RN it will take a few interacting parts that are not there... added on top of I2P functionality. maybe a plugin to interact with the verifiable parts

mesh the real benefit of my system is that you only have to do it once, for one site. I give a digitally signed advertisement to a user saying "the address of mesh.i2p is $Address and it's owned by me, mesh"

mesh the user adds the advertisement to their address book

mesh and now when the user visits **any site** that can produce a self-signed cert that's the same as mesh.i2p ***they automatically know that I also control that site***

mesh this solves third party deployment and the case where I have to change my address because of a ddos very cleanly. Once the user trusts one site by me, they trust all sites

RN so make a plugin to handle that. storing the 'advertisements' and doing the checking and to alert the user if something failed on this "verification compatible eepsite" so theyknow, while leaving regular eepsites be with maybe an optional click through

mesh but that's why self-signed certs are only half the problem. you need the initial, explicit trust step

RN but until wide adoption, it would just be a nusicence to users... IMHO

RN I get that.

RN show us some code.

mesh RN: heh, I'm working on it. Right now my plan is really to replace I2P Tunnel

RN also, how does a user know that the 'advertisement' did not come from mesh, but m3sh and is actually evilskank instead...

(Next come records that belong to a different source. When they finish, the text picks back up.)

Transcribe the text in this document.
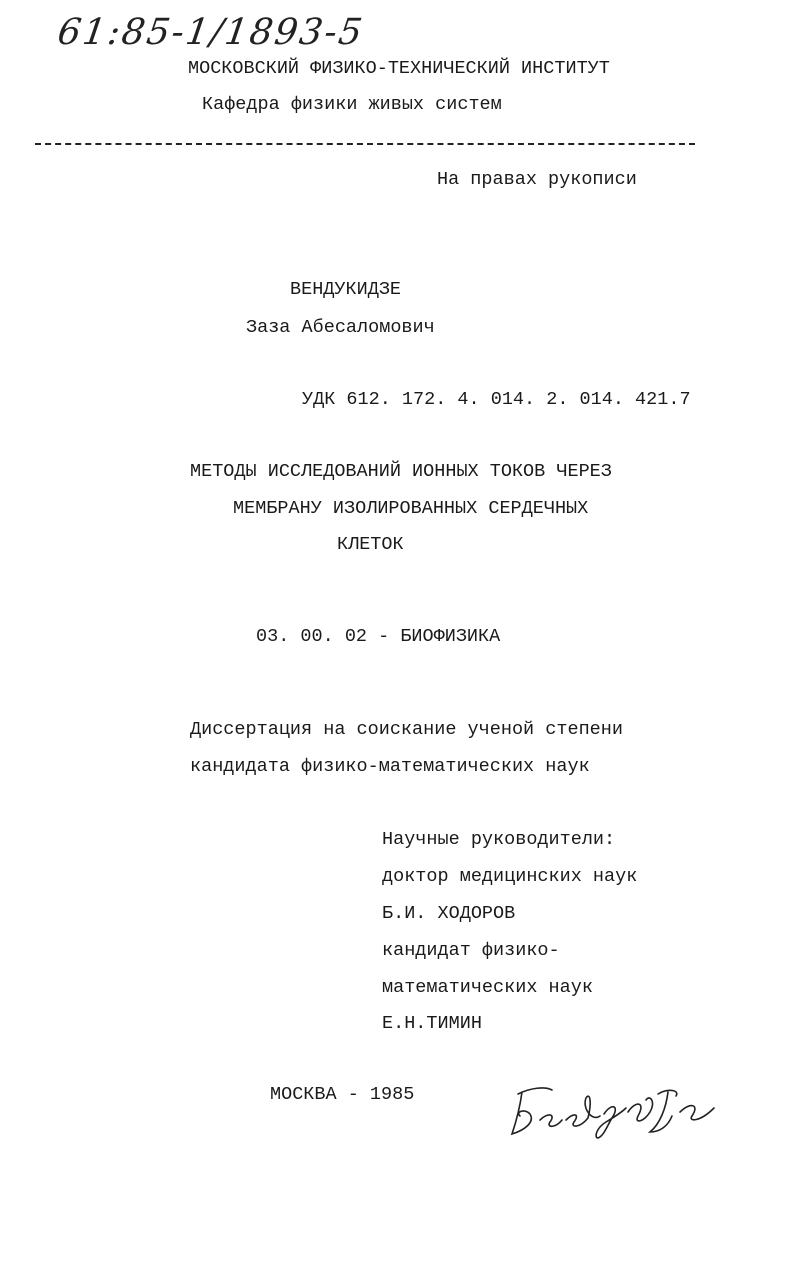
61:85-1/1893-5
МОСКОВСКИЙ ФИЗИКО-ТЕХНИЧЕСКИЙ ИНСТИТУТ
Кафедра физики живых систем
На правах рукописи
ВЕНДУКИДЗЕ
Заза Абесаломович
УДК 612. 172. 4. 014. 2. 014. 421.7
МЕТОДЫ ИССЛЕДОВАНИЙ ИОННЫХ ТОКОВ ЧЕРЕЗ
МЕМБРАНУ ИЗОЛИРОВАННЫХ СЕРДЕЧНЫХ
КЛЕТОК
03. 00. 02 - БИОФИЗИКА
Диссертация на соискание ученой степени
кандидата физико-математических наук
Научные руководители:
доктор медицинских наук
Б.И. ХОДОРОВ
кандидат физико-
математических наук
Е.Н.ТИМИН
МОСКВА - 1985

mesh RN: yeah advertisement distribution is the weak link in any p2p scheme. A hostile actor might beat me to the punch and give the user an evil advertisement that says "the address of mesh.i2p is $Evil and I'm the owner." I think advertisement distribution either needs to happen offline or perhaps even use clearnet ssl

RN I dunno if complete replacement is neccesary, like I said a plugin to add needed features on top of what is there is a lot less code to trust

RN gotta afk a bit...

mesh RN: a plugin approach would be nice. in theory it's just an additional check that says "hey the self-signed cert on this site matches the one in your secure address book"

RN right. also the part to add something to the secure addressbook, and handle all the other adressbookness stuff

mesh RN: yeah, it will handle that too. I actually think it would be cool if irc could bootstrap this whole process. Then I could /dcc send you an advertisement

mesh doess dcc send work here? in theory it should right

RN not sure I trust dcc

RN yes it can be enabled

RN but it has a history of issues. don't know if all that has been cleaned up.

mesh RN: yeah I'm sure. at least in this case an advertisement is a very small, digitally signed XML file. no binary component. basically plain text. so people might be okay with dcc'ing of small text files

RN you can enable dcc in the irc tunnel type, but I don't know if you have to configure extra stuff in the client. prety sure you do, and there are so many clients out there

RN going afk... would like to chat about this more next time we are on at the same time

mesh yup you can enable dcc in the tunnel type. good to know

mesh RN: yeah, nice talking to ya. see ya later

RN likewise

Mustafabo shut up dr|z3d

AmyMalik cancel the internet

AmyMalik *** flames Mustafabo ***

AmyMalik how's it going?

AmyMalik \/= 93

wellicht long live long vacations

AmyMalik my arm hurps

Mustafabo dr|z3d

dr|z3d Mustafavabbo!

Mustafabo what?

dr|z3d admit it, you're a secret vabber

Mustafabo lol

dr|z3d is it just behind the ears or do you do your wrists as well?

Mustafabo fuck you dr|z3d

Mustafabo FUCK UUUUUU

albat YEAH FUCK MEEEEEE!

albat :p

itsjustme RN: season 2

Mustafabo itsjustme, I heard you like Dick's

itsjustme I do. Do you?

Mustafabo sure, it's big and it's chewy... It's saucy and it's gooey... What's in my mouth? It's gotta be Dick's

itsjustme :D

T3s|4 the only question I'm interested in is whether 'vabbers' face a statistically significant increased chance of becoming impregnated by 'birthing people' vs average 'males' ;p

dr|z3d ask Mustafabo, he's the authority.

dr|z3d What he isn't telling you is that he's refined the procedure.

dr|z3d Mustafabo is an anal vabber.

T3s|4 lols dr|z3d :)

dr|z3d sorry, couldn't resist. just the thought.. *chuckles hard*

AmyMalik I don't think people who wear their genital secretions as perfume are more likely to attract mates of the gender opposite theirs, T3s|4.